The H2 Wiki


set-bag-irrelevance

The Set/Bag Irrelevance

From time to time it is discussed whether SQL’s support for duplicate tuples in queries is useful and Codd et al’s relational model is lacking because it forbids them, or whether they make SQL a worse language and the relation model is better off for eliminating them. The former could be called “allowing bags”. Bags (or multisets) are like sets except they permit repeated elements.

Date discusses the issue in the 22 pages of the “Date on Database” chapter “Double Trouble, Double Trouble”. His objections to duplicate tuples seem to be (paraphrasing)

  1. “The existence of duplicate tuples implies the ability to distinguish identical things”. This objection I do not understand. He relates it vaguely to a philosophical concept of “The Principle of Indistinguishability of Indiscernables” though the reasoning is unclear. Date claims (perhaps correctly) that there is no way to distinguish the “two” 6s that appear in the bag {3,6,6,8,8,8,11} but again it is unclear why any particular conclusion should follow from this.

  2. “Relations are sufficient thus bags should be excluded for the sake of parsimony”. This argument I am susceptible to, but it crucially hinges on relations actually being sufficient. More on this later; it’s the crux of the issue!

Why bags are nice

See Multiset semantics.

Sets and bags are equivalent

Despite all this handwringing it turns out that in a decent relational query language (Date and Darwen might say “in a D”) having set semantics is exactly the same as having bag semantics. That is, bags can be implemented in terms of sets and vice versa. This shouldn’t be surprising really but I don’t think the consquences of this observation have really been thought through.

Here’s how you show the (trivial) correspondence. Our decent relational query language will have type abstraction so whereas Date wants us to only use Set (a, b, c, ...) to represent a relation on a, b, c, … we are welcome to define

type Bag t = Set (t, N+)

where N+ is some previously defined domain type of strictly positive integers. With a bit of fiddling we can define conversions from Set t to Bag t and vice versa (an adjunction or at least adjunction-like) as well as project, extend, restrict, join and indeed all our relational operators for the Bag type. (Union is an interesting case. There are at least two sensible concepts of union (sum and max) and it would probably be practical to provide both).

If on the other hand we were living in Date’s nightmare bag-world we would define

type Set t = Bag t KEY t

That is, we define a Set to be be a Bag where the whole tuple is a key. This implies that there can exist at most one tuple of any given value in the multiset, i.e. it is in fact a set. As before we can implement all the functionality for sets in terms of existing functionality for bags.

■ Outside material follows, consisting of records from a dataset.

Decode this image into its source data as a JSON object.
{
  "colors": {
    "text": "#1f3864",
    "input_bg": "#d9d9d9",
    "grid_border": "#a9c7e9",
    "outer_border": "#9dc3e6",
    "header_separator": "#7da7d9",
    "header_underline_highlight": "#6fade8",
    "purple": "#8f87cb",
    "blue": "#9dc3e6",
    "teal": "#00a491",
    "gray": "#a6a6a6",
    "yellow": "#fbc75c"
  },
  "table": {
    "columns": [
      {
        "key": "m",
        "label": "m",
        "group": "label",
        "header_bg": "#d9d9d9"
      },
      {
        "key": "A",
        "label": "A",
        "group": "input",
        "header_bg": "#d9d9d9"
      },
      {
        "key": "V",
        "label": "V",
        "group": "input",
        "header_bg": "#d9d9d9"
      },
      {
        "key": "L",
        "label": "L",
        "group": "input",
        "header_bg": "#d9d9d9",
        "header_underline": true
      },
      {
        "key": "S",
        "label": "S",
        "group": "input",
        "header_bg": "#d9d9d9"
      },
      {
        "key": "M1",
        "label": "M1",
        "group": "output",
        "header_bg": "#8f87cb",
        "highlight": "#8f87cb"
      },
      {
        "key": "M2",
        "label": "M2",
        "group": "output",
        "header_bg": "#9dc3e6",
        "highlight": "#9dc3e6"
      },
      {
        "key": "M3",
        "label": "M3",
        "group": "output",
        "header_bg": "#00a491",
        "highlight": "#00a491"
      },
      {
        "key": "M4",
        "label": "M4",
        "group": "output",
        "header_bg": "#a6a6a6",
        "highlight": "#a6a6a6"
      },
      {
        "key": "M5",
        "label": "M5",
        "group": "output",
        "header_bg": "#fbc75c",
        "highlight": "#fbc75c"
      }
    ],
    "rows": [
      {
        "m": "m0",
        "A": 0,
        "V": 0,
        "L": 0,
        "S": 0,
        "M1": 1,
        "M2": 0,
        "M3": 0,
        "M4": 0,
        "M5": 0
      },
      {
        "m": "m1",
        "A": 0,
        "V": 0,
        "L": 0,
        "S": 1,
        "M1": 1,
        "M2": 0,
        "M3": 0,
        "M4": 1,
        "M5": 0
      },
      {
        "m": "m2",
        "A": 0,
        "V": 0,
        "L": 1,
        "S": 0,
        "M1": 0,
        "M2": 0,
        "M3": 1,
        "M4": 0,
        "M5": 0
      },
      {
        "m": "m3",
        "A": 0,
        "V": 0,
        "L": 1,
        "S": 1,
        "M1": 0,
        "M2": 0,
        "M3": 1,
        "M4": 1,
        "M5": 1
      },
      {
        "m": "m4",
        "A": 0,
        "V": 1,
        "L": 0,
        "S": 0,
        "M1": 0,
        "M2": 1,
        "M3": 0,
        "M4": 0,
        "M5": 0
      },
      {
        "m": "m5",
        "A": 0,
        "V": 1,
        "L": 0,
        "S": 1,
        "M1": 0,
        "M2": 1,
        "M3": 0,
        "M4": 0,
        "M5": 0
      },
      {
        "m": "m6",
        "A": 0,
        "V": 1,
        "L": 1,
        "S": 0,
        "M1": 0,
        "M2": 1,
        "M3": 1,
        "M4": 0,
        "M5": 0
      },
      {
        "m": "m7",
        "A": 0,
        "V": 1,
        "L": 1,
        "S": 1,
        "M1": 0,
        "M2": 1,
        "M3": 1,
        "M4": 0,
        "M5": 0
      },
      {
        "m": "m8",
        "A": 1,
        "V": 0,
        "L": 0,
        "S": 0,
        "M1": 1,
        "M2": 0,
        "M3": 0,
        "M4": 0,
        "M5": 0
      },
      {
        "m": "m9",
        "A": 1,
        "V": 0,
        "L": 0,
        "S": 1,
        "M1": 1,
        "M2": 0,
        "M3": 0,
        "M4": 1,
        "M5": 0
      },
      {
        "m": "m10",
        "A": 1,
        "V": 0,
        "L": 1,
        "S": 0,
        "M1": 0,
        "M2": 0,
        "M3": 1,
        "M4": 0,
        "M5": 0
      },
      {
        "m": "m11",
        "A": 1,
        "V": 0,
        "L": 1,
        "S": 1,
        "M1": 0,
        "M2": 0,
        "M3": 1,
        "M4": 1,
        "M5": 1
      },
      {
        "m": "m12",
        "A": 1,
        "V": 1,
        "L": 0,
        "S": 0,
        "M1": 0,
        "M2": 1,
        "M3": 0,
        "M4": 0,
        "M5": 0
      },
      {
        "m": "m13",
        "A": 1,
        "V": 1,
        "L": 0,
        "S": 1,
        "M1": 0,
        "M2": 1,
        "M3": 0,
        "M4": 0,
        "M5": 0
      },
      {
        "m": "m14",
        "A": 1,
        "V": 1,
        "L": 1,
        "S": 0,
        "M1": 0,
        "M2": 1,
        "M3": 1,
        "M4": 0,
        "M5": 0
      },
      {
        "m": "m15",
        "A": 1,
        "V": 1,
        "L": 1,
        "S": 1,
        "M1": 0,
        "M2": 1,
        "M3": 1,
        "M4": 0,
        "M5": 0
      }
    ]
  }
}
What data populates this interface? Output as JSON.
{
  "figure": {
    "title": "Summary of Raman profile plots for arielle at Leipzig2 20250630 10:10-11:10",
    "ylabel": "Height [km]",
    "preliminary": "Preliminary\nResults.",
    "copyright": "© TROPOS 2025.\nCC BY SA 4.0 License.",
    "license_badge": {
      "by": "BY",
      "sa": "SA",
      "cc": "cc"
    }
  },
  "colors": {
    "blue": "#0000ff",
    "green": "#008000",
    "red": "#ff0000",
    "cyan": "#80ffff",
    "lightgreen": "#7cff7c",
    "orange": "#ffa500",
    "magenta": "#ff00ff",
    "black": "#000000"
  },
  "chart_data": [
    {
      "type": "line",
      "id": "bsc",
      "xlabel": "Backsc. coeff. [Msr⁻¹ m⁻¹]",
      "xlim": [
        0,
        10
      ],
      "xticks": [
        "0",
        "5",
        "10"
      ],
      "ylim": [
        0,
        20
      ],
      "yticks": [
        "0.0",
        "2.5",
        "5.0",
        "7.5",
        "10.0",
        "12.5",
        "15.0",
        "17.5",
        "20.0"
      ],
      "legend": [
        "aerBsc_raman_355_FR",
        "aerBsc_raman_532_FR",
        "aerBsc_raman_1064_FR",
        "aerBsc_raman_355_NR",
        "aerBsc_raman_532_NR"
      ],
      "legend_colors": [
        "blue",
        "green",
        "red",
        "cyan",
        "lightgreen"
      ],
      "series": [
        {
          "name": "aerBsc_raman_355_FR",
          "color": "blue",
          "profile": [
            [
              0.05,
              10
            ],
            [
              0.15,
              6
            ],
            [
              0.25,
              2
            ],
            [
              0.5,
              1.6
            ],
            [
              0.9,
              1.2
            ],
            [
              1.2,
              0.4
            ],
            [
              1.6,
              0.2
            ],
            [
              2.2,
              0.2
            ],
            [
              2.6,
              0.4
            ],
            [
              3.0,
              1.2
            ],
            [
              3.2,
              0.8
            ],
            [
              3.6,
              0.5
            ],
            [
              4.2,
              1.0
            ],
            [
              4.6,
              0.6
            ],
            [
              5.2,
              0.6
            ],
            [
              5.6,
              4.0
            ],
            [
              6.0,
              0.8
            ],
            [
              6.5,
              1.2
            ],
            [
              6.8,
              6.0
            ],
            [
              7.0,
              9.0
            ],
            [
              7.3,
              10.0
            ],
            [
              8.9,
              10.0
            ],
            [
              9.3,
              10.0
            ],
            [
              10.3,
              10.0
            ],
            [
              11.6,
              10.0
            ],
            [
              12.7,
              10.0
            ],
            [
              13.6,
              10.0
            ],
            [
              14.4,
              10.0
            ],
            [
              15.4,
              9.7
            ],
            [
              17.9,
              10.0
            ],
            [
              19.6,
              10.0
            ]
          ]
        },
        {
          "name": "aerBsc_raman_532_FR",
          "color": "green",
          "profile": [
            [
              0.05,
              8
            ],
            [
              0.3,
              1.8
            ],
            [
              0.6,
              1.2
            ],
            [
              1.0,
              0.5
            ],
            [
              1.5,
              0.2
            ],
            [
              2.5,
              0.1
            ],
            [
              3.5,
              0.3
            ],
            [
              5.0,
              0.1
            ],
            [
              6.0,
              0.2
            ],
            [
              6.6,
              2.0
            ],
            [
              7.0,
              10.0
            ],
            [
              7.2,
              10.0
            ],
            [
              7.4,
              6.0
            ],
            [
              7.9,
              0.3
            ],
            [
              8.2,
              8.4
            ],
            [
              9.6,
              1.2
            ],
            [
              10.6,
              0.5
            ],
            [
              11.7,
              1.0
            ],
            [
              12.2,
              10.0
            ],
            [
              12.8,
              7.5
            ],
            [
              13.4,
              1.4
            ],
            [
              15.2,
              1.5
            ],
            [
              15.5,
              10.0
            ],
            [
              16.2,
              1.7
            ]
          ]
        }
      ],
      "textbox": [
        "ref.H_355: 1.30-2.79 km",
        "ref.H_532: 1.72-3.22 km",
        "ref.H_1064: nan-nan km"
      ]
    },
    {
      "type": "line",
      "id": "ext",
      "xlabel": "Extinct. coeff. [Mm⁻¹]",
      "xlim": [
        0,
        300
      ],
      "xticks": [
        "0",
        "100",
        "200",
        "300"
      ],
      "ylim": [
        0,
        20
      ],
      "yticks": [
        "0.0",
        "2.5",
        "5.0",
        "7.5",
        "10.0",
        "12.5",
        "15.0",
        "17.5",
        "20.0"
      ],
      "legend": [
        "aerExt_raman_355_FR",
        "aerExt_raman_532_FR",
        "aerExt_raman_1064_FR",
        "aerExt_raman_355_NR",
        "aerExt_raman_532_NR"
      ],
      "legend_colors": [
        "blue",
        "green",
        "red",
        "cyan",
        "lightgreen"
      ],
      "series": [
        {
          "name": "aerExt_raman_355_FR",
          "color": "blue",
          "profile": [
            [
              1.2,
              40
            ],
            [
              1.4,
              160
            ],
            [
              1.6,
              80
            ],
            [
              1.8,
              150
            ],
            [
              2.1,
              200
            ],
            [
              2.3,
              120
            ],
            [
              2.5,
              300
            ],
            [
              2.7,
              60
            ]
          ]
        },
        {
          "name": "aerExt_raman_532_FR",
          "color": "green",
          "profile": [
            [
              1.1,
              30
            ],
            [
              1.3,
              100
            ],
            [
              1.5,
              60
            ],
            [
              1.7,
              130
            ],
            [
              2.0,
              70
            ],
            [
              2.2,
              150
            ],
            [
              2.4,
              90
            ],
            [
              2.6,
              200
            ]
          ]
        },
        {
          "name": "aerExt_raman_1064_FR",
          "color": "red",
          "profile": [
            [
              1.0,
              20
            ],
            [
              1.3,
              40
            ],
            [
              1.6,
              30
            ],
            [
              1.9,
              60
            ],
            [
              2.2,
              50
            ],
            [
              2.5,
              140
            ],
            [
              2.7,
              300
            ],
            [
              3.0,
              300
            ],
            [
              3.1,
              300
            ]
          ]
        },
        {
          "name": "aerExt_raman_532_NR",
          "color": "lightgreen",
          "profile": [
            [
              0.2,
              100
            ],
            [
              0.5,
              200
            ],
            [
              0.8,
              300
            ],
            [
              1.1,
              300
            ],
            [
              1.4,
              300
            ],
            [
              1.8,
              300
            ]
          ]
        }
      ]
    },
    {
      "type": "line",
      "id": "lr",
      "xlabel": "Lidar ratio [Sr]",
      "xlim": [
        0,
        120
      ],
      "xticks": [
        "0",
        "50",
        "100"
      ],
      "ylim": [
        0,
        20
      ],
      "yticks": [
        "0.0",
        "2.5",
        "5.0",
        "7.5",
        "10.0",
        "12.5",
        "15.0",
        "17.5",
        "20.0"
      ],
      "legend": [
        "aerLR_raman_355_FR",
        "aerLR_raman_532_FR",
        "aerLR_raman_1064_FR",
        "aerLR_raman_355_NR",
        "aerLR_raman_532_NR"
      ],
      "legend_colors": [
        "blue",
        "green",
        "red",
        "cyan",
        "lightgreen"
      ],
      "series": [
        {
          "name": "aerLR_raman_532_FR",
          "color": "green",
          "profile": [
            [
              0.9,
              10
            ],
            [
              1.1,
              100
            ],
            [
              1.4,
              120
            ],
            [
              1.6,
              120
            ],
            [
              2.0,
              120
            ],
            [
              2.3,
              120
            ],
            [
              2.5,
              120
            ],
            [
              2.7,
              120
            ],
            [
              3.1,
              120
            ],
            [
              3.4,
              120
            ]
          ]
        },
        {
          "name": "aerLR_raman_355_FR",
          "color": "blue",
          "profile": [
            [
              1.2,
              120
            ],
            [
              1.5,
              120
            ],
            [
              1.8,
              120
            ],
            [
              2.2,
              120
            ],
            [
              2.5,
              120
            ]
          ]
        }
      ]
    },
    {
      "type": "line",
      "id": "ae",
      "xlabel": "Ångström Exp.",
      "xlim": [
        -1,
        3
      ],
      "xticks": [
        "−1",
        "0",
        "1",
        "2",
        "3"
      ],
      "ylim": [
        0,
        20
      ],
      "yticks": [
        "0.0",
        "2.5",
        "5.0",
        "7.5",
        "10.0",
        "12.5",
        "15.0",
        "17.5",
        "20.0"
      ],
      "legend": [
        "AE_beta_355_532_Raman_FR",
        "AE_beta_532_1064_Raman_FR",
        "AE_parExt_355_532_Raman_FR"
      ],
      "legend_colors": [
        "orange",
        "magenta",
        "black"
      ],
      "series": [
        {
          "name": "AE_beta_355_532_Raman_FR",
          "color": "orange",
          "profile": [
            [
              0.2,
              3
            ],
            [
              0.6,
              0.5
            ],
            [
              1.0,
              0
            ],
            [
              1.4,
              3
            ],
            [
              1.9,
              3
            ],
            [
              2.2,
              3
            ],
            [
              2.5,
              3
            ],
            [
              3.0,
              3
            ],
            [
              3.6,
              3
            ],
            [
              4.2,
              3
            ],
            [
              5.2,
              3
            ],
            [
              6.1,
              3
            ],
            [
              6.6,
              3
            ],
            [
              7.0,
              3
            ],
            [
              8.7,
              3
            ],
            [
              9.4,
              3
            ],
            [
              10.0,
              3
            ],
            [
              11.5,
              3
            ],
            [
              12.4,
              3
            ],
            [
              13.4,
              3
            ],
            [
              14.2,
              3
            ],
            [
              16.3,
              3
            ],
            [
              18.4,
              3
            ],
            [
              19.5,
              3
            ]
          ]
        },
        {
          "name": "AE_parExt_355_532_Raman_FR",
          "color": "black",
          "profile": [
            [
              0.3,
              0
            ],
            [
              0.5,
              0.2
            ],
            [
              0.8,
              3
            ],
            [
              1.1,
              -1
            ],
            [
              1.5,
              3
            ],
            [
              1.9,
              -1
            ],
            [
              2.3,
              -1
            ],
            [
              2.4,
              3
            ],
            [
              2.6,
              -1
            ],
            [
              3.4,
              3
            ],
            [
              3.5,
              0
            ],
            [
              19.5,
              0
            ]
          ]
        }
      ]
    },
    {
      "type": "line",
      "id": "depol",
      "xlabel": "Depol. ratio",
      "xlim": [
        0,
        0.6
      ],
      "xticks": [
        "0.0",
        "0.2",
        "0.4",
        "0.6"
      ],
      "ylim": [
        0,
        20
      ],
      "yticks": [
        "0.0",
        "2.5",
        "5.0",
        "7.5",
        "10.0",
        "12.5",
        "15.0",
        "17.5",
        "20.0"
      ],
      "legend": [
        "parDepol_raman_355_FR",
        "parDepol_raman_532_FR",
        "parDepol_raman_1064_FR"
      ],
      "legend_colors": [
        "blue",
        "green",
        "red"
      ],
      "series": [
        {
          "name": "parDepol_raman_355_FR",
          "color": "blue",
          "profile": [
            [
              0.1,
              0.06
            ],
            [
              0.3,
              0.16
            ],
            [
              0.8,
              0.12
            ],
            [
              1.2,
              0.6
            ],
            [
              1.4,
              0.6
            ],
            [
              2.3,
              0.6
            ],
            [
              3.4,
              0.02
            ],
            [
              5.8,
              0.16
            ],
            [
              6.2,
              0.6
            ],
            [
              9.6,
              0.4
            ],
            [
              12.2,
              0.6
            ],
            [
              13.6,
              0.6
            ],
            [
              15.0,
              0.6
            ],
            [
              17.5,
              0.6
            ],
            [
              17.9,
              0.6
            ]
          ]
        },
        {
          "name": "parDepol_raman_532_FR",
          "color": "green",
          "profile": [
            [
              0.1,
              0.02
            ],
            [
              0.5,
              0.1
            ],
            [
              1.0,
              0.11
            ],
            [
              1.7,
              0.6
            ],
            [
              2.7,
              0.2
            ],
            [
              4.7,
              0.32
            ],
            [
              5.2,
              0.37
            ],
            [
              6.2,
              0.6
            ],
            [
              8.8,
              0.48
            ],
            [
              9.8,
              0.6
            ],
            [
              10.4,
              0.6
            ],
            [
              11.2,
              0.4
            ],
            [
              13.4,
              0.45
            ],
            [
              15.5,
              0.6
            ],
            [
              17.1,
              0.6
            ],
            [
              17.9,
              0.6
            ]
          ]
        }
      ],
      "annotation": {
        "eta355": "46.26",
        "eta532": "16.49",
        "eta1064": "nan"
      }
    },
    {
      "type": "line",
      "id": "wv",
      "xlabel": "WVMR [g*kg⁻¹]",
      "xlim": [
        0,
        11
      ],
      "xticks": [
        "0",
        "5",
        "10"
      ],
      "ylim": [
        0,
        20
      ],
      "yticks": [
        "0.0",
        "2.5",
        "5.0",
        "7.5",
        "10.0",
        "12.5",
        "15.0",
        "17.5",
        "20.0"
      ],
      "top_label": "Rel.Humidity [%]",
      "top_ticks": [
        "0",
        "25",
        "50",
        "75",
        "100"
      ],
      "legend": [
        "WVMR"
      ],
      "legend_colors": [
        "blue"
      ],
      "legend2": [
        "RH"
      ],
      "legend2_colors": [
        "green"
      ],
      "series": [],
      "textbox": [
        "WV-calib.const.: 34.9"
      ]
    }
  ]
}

The argument is irrelevant

Imagine that the major proponent of a call by value lambda calculus claims that the only tupling operation must be binary. Detractors claim “no we must have tuples of arbitrary size”. Once you have one you have the other. There’s no point trying to forbid one option.

Thus we see that the argument about sets and bags is irrelevant. If we have a decent query language that allows some degree of type abstraction we automatically have both if we have either. It doesn’t matter whether Date thinks that Occam’s razor implies we should work with sets only. We’ll get bags too whether he likes it or not.